Unter Aufhebung des Nichtabhilfebeschlusses vom 09.09.2020 insoweit, als die Sache dem zuständigen Abteilungsrichter zur Entscheidung vorgelegt worden ist, wird das Verfahren zur abschließenden Entscheidung über die Erinnerung dem zuständigen Rechtspfleger vorgelegt.
Gründe:
2I.
3Mit Beschluss vom 16.07.2020 hat das Amtsgericht durch den Rechtspfleger der Antragstellerin Beratungshilfe gewährt.
4Dem Vergütungsfestsetzungsantrag ihrer Verfahrensbevollmächtigten vom 23.07.2020 hat das Amtsgericht durch die im mittleren Dienst tätige Urkundsbeamtin der Geschäftsstelle mit Festsetzungsbeschluss vom 29.07.2020 insoweit nicht entsprochen als die Umsatzsteuer gemäß Nr. 7008 VV RVG nicht auf 19,38 EUR, sondern wegen der Absenkung des Umsatzsteuersatzes in der Zeit vom 01.07.2020 bis 31.12.2020 nur auf 16,32 EUR festgesetzt worden ist.
5Dem als Erinnerung ausgelegten Widerspruch der Verfahrensbevollmächtigten der Antragstellerin vom 11.08.2008 hat die in Vertretung der Urkundsbeamtin der Geschäftsstelle mit deren Aufgaben betraute Rechtspflegerin nach vorheriger Mitteilung mit Beschluss vom 09.09.2020 nicht abgeholfen und die Sache dem zuständigen Abteilungsrichter zur Entscheidung vorlegt.

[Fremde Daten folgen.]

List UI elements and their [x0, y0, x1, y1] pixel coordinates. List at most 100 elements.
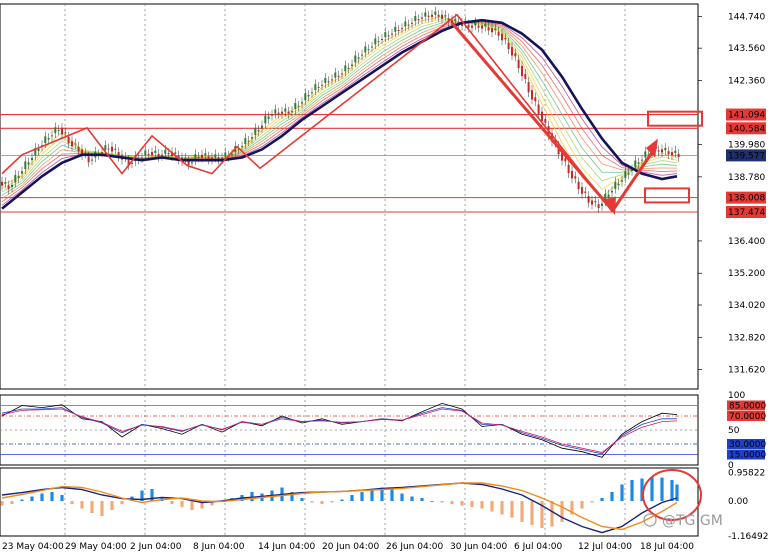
macd-histogram-bar: [340, 499, 344, 502]
candlestick: [427, 10, 430, 22]
candlestick: [27, 157, 30, 170]
candlestick: [677, 149, 680, 162]
candle-body: [291, 111, 293, 113]
candle-body: [371, 46, 373, 48]
candle-body: [621, 180, 623, 182]
candle-body: [434, 11, 437, 15]
price-axis-tick-label: 135.200: [728, 269, 765, 279]
candle-body: [147, 153, 150, 155]
candle-body: [494, 28, 497, 31]
rsi-axis-tick-label: 15.0000: [729, 451, 766, 461]
candle-body: [21, 171, 23, 174]
candlestick: [211, 152, 213, 165]
candle-body: [214, 154, 217, 158]
macd-histogram-bar: [70, 501, 74, 505]
candle-body: [614, 182, 617, 189]
candlestick: [31, 152, 33, 165]
candlestick: [81, 144, 83, 160]
time-axis-label: 29 May 04:00: [65, 542, 127, 552]
candle-body: [174, 152, 177, 154]
candle-body: [601, 203, 603, 206]
candle-body: [391, 33, 393, 35]
candle-body: [47, 138, 50, 140]
price-axis-tick-label: 142.360: [728, 76, 765, 86]
candle-body: [191, 162, 193, 164]
candle-body: [667, 151, 670, 155]
candlestick: [281, 106, 283, 119]
candlestick: [624, 166, 627, 183]
candlestick: [84, 148, 87, 159]
candlestick: [17, 170, 20, 183]
candlestick: [114, 144, 117, 155]
macd-histogram-bar: [320, 501, 324, 505]
macd-histogram-bar: [170, 501, 174, 505]
candle-body: [337, 75, 340, 77]
macd-histogram-bar: [560, 501, 564, 523]
trading-chart[interactable]: 144.740 143.560 142.360 141.094 140.584 139.9…: [0, 0, 770, 555]
macd-histogram-bar: [180, 501, 184, 508]
time-axis-label: 12 Jul 04:00: [578, 542, 632, 552]
macd-histogram-bar: [530, 501, 534, 526]
candle-body: [344, 65, 347, 72]
candle-body: [107, 148, 110, 150]
macd-histogram-bar: [590, 501, 594, 503]
candle-body: [101, 152, 103, 154]
macd-histogram-bar: [440, 501, 444, 503]
candlestick: [274, 104, 277, 119]
candle-body: [334, 72, 337, 78]
candle-body: [597, 204, 600, 209]
candle-body: [74, 143, 77, 145]
candle-body: [91, 159, 93, 161]
candle-body: [1, 181, 3, 186]
ribbon-ma-line: [1, 18, 678, 190]
macd-histogram-bar: [650, 477, 654, 502]
candle-body: [594, 200, 597, 203]
candle-body: [297, 105, 300, 107]
macd-histogram-bar: [450, 501, 454, 505]
macd-histogram-bar: [600, 498, 604, 502]
macd-histogram-bar: [20, 499, 24, 502]
candle-body: [44, 136, 47, 144]
candle-body: [367, 49, 370, 51]
candlestick: [674, 145, 677, 158]
candle-body: [677, 153, 680, 157]
macd-histogram-bar: [470, 501, 474, 508]
macd-histogram-bar: [30, 496, 34, 502]
time-axis-label: 2 Jun 04:00: [130, 542, 182, 552]
candle-body: [404, 21, 407, 27]
macd-histogram-bar: [410, 496, 414, 502]
candle-body: [504, 38, 507, 40]
candle-body: [247, 140, 250, 142]
candlestick: [441, 9, 443, 24]
macd-histogram-bar: [520, 501, 524, 523]
macd-histogram-bar: [100, 501, 104, 517]
candle-body: [271, 114, 273, 116]
time-axis-label: 30 Jun 04:00: [450, 542, 507, 552]
price-axis-tick-label: 134.020: [728, 301, 765, 311]
candlestick: [11, 179, 13, 192]
macd-histogram-bar: [670, 480, 674, 502]
macd-histogram-bar: [370, 490, 374, 502]
price-axis-tick-label: 139.577: [728, 151, 765, 161]
candle-body: [364, 46, 367, 53]
candle-body: [361, 54, 363, 56]
time-axis-label: 20 Jun 04:00: [322, 542, 379, 552]
candle-body: [661, 149, 663, 153]
candlestick: [307, 90, 310, 102]
candle-body: [501, 33, 503, 41]
candle-body: [324, 77, 327, 83]
candle-body: [454, 18, 457, 22]
macd-axis-tick-label: -1.16492: [728, 532, 768, 542]
candle-body: [414, 16, 417, 22]
price-axis-tick-label: 137.474: [728, 208, 765, 218]
macd-histogram-bar: [490, 501, 494, 512]
candlestick: [271, 109, 273, 121]
candlestick: [57, 125, 60, 136]
candle-body: [611, 191, 613, 193]
candle-body: [54, 127, 57, 134]
candlestick: [184, 152, 187, 165]
candlestick: [597, 199, 600, 213]
price-axis-tick-label: 139.980: [728, 141, 765, 151]
candlestick: [571, 166, 573, 184]
candlestick: [527, 77, 530, 98]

6Auf den Hinweis des Abteilungsrichters zur Zuständigkeit des Rechtspflegers für die abschließende Entscheidung über Erinnerungen gegen die Vergütungsfestsetzung durch den Urkundsbeamten der Geschäftsstelle gemäß §§ 3 Nr. 3f sowie 24a RPflG unter Verweis auf die hierzu ergangene Rechtsprechung hat die die Nichtabhilfeentscheidung getroffene Rechtspflegerin der richterlichen Bitte um weitere Veranlassung in eigener Zuständigkeit nicht entsprochen, sondern unter näherer Begründung um Überprüfung und Entscheidung über die Zuständigkeit durch Beschluss gebeten.
7II.
8Über die Zuständigkeit war wie erkannt gemäß § 7 S. 1 RPflG durch richterlichen Beschluss zu entscheiden, da die Zuständigkeit für die abschließende Entscheidung über die vorliegende Erinnerung zwischen Richter und Rechtspfleger streitig ist.
9Für die abschließende Entscheidung über die Erinnerung der Erinnerungsführerin und Verfahrensbevollmächtigten der Antragstellerin vom 11.08.2020 gegen den Beschluss über die Vergütungsfestsetzung durch die Urkundsbeamtin der Geschäftsstelle vom 29.07.2020 ist der Rechtspfleger zuständig. Unter Aufhebung des Nichtabhilfebeschlusses vom 09.09.2020 im tenorierten Umfang ist das Verfahren deshalb dem zuständigen Rechtspfleger zur abschließenden Entscheidung über die Erinnerung vorzulegen.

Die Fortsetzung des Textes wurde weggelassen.